Consider what are probably the four highest-profile elections of the past year, at least from the standpoint of the U.S. and U.K. media:
- The final polls showed a close result in the Scottish independence referendum, with the “no” side projected to win by just 2 to 3 percentage points. In fact, “no” won by almost 11 percentage points.
- Although polls correctly implied that Republicans were favored to win the Senate in the 2014 U.S. midterms, they nevertheless significantly underestimated the GOP’s performance. Republicans’ margins over Democrats were about 4 points better than the polls in the average Senate race.

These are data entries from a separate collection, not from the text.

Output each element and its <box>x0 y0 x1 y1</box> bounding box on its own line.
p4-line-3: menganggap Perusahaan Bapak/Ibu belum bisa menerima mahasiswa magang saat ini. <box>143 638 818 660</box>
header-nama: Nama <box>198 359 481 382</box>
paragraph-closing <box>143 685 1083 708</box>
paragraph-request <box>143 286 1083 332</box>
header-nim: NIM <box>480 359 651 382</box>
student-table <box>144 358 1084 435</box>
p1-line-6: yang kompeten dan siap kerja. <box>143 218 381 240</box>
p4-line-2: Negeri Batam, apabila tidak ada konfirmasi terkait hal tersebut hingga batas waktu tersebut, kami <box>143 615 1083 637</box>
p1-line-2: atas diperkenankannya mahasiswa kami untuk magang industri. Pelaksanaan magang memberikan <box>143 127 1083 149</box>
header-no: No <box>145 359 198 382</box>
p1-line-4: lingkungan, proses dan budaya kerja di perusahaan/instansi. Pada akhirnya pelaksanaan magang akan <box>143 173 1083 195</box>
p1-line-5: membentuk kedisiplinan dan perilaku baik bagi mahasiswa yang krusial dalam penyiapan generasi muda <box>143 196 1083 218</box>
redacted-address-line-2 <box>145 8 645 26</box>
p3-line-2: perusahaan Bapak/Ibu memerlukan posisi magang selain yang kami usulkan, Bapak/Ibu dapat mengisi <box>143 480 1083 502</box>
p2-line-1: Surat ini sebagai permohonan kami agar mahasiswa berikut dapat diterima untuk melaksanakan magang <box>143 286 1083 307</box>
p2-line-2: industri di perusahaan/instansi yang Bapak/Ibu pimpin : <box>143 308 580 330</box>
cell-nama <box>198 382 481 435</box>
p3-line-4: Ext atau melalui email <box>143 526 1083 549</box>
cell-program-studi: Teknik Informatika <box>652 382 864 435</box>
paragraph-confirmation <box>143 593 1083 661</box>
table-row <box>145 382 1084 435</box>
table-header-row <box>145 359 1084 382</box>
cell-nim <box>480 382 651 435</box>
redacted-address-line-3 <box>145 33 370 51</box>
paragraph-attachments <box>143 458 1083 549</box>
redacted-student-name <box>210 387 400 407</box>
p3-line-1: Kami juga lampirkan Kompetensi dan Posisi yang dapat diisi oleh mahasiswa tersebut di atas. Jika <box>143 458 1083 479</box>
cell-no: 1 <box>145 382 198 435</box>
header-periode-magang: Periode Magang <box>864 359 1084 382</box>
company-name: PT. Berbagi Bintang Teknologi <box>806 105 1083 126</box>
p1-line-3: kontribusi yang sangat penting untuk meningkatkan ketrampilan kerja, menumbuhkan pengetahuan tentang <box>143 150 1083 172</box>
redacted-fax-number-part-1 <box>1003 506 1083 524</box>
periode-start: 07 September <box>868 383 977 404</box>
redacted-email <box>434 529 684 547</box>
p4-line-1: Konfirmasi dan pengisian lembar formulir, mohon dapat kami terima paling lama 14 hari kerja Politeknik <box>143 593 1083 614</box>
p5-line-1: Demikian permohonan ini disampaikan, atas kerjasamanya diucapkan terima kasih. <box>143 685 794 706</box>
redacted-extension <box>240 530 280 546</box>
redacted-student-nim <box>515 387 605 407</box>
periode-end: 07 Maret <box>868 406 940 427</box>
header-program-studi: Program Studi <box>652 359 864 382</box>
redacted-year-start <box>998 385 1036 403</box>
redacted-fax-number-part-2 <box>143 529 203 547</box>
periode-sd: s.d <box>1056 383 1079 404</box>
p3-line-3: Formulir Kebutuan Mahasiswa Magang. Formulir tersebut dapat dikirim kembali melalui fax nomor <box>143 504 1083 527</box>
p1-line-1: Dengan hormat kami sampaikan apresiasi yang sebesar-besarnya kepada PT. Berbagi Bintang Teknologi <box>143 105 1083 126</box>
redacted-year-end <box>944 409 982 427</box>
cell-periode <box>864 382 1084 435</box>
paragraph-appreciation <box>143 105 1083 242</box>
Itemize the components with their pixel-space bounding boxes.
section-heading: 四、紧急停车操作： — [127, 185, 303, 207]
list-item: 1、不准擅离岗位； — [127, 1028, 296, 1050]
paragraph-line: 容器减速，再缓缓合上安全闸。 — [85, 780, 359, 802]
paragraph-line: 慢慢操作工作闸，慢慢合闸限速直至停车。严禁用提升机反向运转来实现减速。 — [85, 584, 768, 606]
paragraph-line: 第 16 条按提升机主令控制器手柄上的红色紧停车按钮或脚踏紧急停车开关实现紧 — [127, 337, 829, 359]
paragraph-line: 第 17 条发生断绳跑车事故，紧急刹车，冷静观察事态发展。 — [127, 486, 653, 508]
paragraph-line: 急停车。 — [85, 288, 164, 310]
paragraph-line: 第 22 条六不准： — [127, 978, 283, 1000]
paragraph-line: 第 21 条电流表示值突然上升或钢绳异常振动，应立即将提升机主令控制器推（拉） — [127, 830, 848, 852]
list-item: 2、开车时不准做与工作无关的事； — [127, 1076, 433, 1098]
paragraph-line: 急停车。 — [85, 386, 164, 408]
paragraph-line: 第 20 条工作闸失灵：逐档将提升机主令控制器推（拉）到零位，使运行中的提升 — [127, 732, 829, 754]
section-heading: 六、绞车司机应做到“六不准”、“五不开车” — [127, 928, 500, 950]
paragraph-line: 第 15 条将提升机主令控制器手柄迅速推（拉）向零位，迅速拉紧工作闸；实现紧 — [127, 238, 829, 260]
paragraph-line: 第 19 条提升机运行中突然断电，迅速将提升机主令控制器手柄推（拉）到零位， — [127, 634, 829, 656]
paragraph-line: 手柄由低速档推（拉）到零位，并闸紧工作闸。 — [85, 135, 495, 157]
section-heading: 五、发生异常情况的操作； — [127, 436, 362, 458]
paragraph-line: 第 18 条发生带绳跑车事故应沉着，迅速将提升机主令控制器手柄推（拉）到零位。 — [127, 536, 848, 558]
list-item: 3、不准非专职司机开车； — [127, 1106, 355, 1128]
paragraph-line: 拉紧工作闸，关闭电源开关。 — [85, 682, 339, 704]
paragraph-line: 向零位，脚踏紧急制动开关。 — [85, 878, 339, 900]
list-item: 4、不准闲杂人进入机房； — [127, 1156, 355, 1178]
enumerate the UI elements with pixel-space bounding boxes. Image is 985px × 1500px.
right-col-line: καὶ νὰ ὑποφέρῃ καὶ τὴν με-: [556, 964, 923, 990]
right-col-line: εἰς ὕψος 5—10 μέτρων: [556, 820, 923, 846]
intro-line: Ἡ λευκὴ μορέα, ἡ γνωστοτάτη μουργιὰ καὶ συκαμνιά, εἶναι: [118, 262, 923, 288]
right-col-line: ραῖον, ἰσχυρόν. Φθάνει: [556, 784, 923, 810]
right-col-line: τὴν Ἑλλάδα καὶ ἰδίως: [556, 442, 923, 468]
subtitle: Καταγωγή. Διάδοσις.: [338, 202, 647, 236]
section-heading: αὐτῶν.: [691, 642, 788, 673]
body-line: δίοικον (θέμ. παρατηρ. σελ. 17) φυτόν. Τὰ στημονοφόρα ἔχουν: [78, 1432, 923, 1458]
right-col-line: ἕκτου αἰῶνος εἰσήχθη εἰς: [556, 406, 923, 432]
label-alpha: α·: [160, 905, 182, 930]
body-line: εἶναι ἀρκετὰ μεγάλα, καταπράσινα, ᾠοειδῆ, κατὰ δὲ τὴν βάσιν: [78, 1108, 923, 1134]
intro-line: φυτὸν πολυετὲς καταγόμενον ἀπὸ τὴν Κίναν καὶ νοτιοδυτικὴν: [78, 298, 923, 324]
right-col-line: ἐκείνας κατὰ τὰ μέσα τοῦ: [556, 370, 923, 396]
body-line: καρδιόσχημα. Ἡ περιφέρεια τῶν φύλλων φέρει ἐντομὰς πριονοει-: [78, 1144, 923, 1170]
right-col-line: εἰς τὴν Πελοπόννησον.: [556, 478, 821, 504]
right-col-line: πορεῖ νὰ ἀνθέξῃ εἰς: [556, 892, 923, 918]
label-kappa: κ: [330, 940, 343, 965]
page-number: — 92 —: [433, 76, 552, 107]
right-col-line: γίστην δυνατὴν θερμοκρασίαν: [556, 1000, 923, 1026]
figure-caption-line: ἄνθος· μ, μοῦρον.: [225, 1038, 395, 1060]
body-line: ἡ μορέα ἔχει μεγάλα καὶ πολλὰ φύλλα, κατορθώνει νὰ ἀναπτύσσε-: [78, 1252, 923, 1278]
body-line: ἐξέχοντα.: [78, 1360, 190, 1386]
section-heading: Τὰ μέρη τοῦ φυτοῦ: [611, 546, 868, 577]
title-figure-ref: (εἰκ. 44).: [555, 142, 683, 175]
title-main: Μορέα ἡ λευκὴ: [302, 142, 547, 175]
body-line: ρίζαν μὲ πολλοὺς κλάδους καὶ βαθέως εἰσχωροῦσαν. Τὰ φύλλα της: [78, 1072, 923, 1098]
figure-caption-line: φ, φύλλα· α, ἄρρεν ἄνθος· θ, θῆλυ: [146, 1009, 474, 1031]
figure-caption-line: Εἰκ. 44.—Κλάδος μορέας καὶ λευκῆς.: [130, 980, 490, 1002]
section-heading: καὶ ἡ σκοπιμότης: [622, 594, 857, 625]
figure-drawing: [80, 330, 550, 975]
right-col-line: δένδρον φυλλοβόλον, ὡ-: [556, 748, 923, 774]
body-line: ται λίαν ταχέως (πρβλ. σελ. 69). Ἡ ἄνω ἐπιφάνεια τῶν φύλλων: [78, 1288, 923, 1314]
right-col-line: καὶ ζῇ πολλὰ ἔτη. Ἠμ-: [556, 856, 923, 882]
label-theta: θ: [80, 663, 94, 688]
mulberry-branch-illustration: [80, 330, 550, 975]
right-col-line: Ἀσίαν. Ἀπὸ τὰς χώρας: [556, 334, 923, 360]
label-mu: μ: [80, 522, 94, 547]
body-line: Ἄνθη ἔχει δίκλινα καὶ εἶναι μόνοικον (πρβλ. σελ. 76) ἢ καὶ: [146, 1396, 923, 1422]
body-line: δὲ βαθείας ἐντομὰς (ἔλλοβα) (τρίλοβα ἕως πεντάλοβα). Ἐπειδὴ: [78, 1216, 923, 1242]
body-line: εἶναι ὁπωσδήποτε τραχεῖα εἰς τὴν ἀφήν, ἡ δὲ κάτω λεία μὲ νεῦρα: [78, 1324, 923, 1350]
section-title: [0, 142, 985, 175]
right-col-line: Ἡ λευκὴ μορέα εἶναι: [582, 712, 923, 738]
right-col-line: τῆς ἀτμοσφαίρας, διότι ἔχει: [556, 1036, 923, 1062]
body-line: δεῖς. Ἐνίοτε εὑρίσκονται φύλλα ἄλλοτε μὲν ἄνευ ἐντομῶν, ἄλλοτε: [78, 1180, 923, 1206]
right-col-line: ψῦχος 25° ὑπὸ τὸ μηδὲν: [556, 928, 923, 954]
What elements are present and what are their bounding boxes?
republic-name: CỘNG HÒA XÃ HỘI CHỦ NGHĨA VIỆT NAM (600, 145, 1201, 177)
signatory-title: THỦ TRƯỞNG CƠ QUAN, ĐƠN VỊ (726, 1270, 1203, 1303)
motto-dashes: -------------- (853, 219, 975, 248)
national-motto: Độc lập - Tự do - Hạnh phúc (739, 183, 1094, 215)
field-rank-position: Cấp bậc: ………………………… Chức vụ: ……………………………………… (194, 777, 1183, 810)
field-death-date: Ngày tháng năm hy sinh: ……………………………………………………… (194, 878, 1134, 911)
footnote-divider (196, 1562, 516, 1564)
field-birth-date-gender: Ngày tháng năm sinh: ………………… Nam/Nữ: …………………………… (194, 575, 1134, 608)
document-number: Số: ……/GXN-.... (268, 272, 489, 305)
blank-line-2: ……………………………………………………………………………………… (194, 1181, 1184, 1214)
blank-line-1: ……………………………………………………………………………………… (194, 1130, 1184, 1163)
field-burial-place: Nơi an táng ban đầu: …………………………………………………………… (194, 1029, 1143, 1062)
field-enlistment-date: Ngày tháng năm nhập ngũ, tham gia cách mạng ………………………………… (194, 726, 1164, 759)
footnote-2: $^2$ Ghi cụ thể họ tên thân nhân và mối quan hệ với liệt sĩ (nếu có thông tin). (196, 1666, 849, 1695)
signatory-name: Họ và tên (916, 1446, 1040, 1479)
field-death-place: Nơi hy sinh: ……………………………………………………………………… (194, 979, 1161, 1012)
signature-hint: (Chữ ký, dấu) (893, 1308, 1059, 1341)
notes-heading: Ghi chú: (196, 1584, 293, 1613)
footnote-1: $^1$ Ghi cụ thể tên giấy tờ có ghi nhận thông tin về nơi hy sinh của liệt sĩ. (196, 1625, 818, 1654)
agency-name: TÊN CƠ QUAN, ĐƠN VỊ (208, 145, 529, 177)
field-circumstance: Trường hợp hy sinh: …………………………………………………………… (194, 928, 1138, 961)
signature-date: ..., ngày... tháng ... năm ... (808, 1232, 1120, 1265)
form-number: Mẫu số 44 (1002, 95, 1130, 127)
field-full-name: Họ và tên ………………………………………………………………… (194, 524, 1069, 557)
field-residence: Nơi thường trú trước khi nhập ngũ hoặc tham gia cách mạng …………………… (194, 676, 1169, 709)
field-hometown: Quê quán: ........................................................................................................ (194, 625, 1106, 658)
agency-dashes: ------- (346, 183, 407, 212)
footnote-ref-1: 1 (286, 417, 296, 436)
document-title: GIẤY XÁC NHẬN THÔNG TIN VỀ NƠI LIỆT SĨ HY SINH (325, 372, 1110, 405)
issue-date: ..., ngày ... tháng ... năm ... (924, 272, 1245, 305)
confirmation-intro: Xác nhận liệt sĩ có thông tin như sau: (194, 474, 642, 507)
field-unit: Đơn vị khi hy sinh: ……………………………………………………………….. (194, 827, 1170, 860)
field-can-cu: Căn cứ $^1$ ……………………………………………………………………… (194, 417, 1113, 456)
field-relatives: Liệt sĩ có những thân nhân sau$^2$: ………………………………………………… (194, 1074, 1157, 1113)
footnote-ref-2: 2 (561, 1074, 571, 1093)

- Pre-election polls badly underestimated Likud’s performance in the Israeli legislative elections earlier this year, projecting the party to about 22 seats in the Knesset when it in fact won 30. (Exit polls on election night weren’t very good either.)
At least the polls got the 2012 U.S. presidential election right? Well, sort of. They correctly predicted President Obama to be re-elected. But Obama beat the final polling averages by about 3 points nationwide. Had the error run in the other direction, Mitt Romney would have won the popular vote and perhaps the Electoral College.
Perhaps it’s just been a run of bad luck. But there are lots of reasons to worry about the state of the polling industry. Voters are becoming harder to contact, especially on landline telephones. Online polls have become commonplace, but some eschew probability sampling, historically the bedrock of polling methodology. And in the U.S., some pollsters have been caught withholding results when they differ from other surveys, “herding” toward a false consensus about a race instead of behaving independently. There may be more difficult times ahead for the polling industry.